Innermost Man was screened the way that completely matched the hard life of Andrei Platonov and his author's style. Interweaving of events of three Russian revolutions, the Civil war, and the Collectivization seems barely realistic nowadays, so the movie also makes an impression of a surrealistic picture. Conglomeration of unrelated scenes that are completed in miscellaneous styles, as well as Platonov's tongue-tied works, confuse us. In the film Liberov used either tracks by pank-rock band Grazhdanskaya oborona or folk songs recorded specially for the picture in a psychedelic way.

Probably the most memorable part of Innermost Man is the panels by Masha Plotnikova that illustrate the days of creation of a communist Edem. Heaven on earth remained an utopia, but the majesty of its ideas were successfully interpreted by Plotnikova. The silhouettes of stages of communism creation amaze us with their scale. Harsh era of the Soviet state formation was never transmitted to the audience better than by these pieces stylized to ancient egyptian paintings.

The questionable part ofInnermost Man is its tempo. The picture is actually really slow due to its plot and style. It's really hard to fall asleep during the film, so you will be motivated to watch it till the end.

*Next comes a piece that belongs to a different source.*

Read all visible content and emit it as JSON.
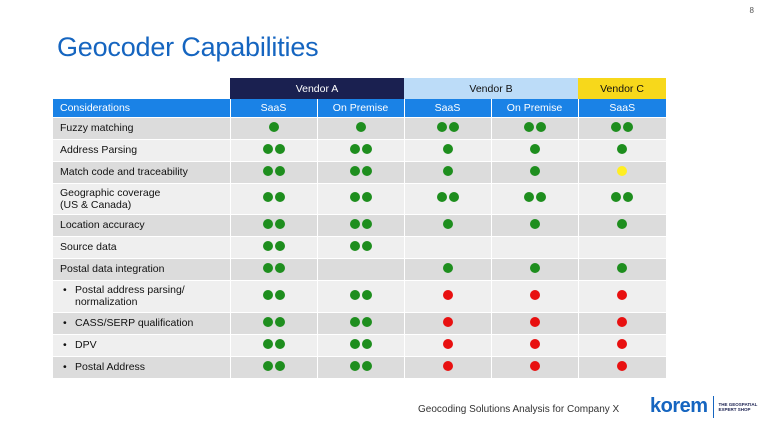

Considering the fact that Platonov is not a popular writer, the picture might be interesting for a narrow group of the novelist fans, or Liberov's fans. Nonetheless, Roma wasn't cunning when telling us that he is making movies for himself and about the themes that he is personally interested in.
To sum up, Innermost Man is an unforgettable experience for an ordinary viewer. To get maximum from the film you better get acquainted with Platonov's works and his fate. Anyway, Roma Liberov creates unique pictures about soviet authors whо are being forgotten now. So cinephiles will find a lot of curious and peculiar aspects in this movie.